La classe Freinet è uno spazio ordinato, in cui ogni cosa è al suo posto e a disposizione di tutti. È organizzata come un laboratorio: stampa e poligrafia, audiovisivi, angolo artistico, falegnameria, taglio e cucito, cucina, teatro. Non ci sono voti né note, né classifiche tra i più e i meno bravi: le bambine e i bambini sono cooperativamente impegnati nella costruzione del proprio piano di lavoro e nell'autovalutazione. In classe, ciascuno è invitato a esprimersi attraverso disegni e testi liberi: la conversazione tra maestro e alunni avvia a un insegnamento intuitivo, che nasce dalle esperienze quotidiane.
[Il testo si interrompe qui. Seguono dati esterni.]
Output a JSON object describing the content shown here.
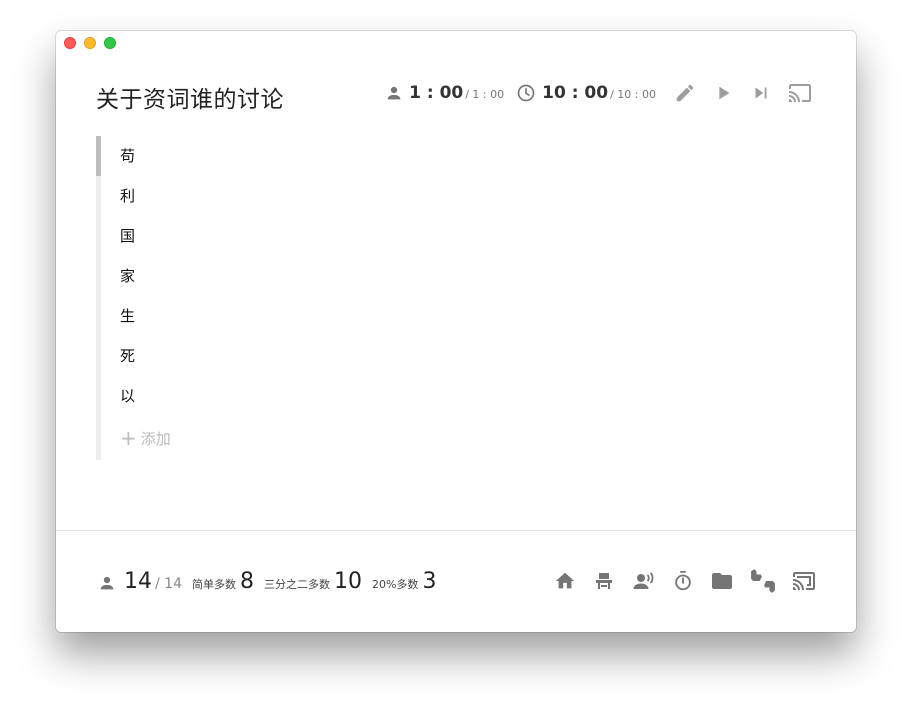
{
  "window": {
    "title": "关于资词谁的讨论"
  },
  "header": {
    "speaker_timer": {
      "current": "1 : 00",
      "total": "/ 1 : 00"
    },
    "session_timer": {
      "current": "10 : 00",
      "total": "/ 10 : 00"
    },
    "icons": [
      "person-icon",
      "clock-icon",
      "edit-icon",
      "play-icon",
      "skip-next-icon",
      "cast-icon"
    ]
  },
  "speakers": {
    "items": [
      "苟",
      "利",
      "国",
      "家",
      "生",
      "死",
      "以"
    ],
    "active_index": 0,
    "add_label": "添加"
  },
  "footer": {
    "present": "14",
    "total": "/ 14",
    "simple_majority_label": "简单多数",
    "simple_majority_value": "8",
    "two_thirds_label": "三分之二多数",
    "two_thirds_value": "10",
    "twenty_percent_label": "20%多数",
    "twenty_percent_value": "3",
    "icons": [
      "home-icon",
      "seat-icon",
      "speaker-icon",
      "stopwatch-icon",
      "folder-icon",
      "vote-icon",
      "cast-icon"
    ]
  },
  "colors": {
    "icon_gray": "#757575",
    "icon_light": "#9e9e9e",
    "accent_bar": "#bdbdbd"
  }
}
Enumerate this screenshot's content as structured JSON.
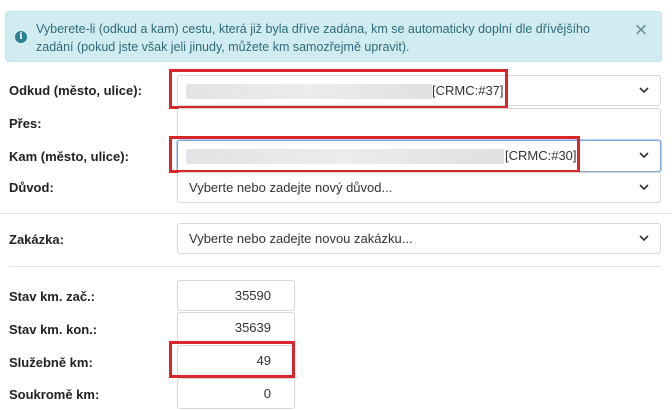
{
  "alert": {
    "text": "Vyberete-li (odkud a kam) cestu, která již byla dříve zadána, km se automaticky doplní dle dřívějšího zadání (pokud jste však jeli jinudy, můžete km samozřejmě upravit).",
    "icon": "info-icon",
    "close_icon": "×",
    "bg_color": "#d1ecf1"
  },
  "form": {
    "odkud": {
      "label": "Odkud (město, ulice):",
      "tag": "[CRMC:#37]"
    },
    "pres": {
      "label": "Přes:",
      "value": ""
    },
    "kam": {
      "label": "Kam (město, ulice):",
      "tag": "[CRMC:#30]"
    },
    "duvod": {
      "label": "Důvod:",
      "placeholder": "Vyberte nebo zadejte nový důvod..."
    },
    "zakazka": {
      "label": "Zakázka:",
      "placeholder": "Vyberte nebo zadejte novou zakázku..."
    },
    "stav_zac": {
      "label": "Stav km. zač.:",
      "value": "35590"
    },
    "stav_kon": {
      "label": "Stav km. kon.:",
      "value": "35639"
    },
    "sluzebne": {
      "label": "Služebně km:",
      "value": "49"
    },
    "soukrome": {
      "label": "Soukromě km:",
      "value": "0"
    }
  },
  "highlight_color": "#d9262b"
}
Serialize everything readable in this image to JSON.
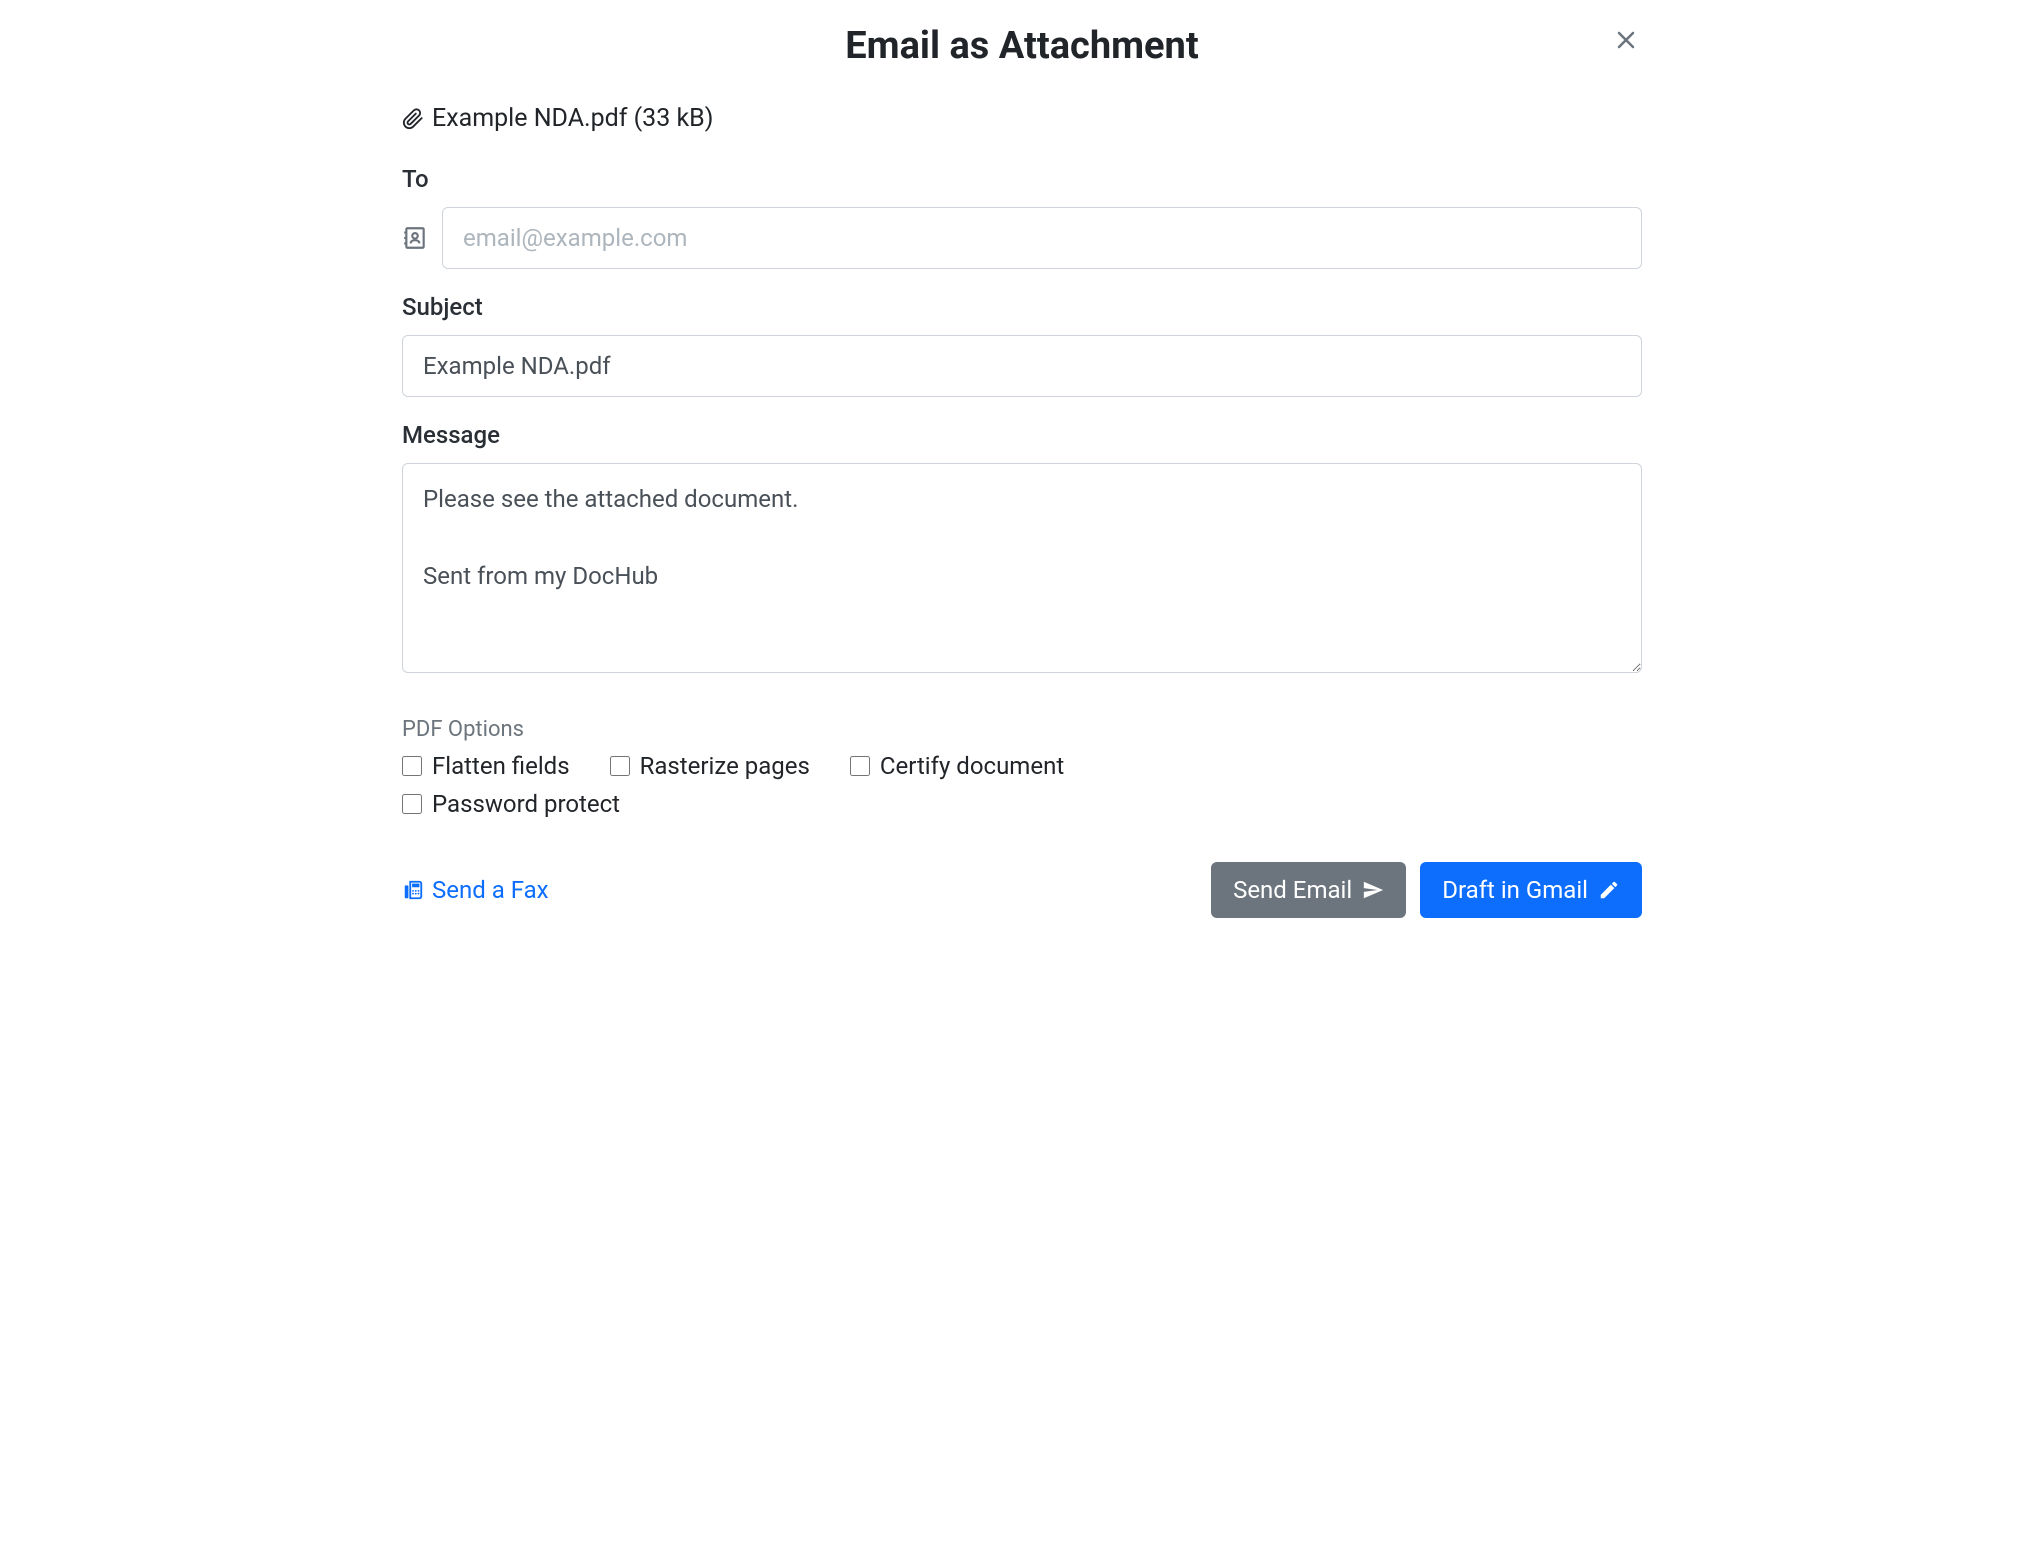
{
  "dialog": {
    "title": "Email as Attachment"
  },
  "attachment": {
    "text": "Example NDA.pdf (33 kB)"
  },
  "fields": {
    "to": {
      "label": "To",
      "placeholder": "email@example.com",
      "value": ""
    },
    "subject": {
      "label": "Subject",
      "value": "Example NDA.pdf"
    },
    "message": {
      "label": "Message",
      "value": "Please see the attached document.\n\nSent from my DocHub"
    }
  },
  "options": {
    "heading": "PDF Options",
    "flatten": "Flatten fields",
    "rasterize": "Rasterize pages",
    "certify": "Certify document",
    "password": "Password protect"
  },
  "footer": {
    "fax": "Send a Fax",
    "sendEmail": "Send Email",
    "draftGmail": "Draft in Gmail"
  }
}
Mappa concettuale. Secondo la pedagogia Freinet la scuola deve essere un laboratorio del fare collegato alla vita e deve sviluppare il potenziale massimo di vita della persona, educare alla socialità e al lavoro. L’apprendimento nasce dalla curiosità, dall’esperienza, dal fare insieme; richiede l’impiego di tecniche innovative, il praticare ricerche, documentare, comunicare; e deve essere popolare, laico, democratico, cooperativo. I materiali didattici vanno costruiti dal basso.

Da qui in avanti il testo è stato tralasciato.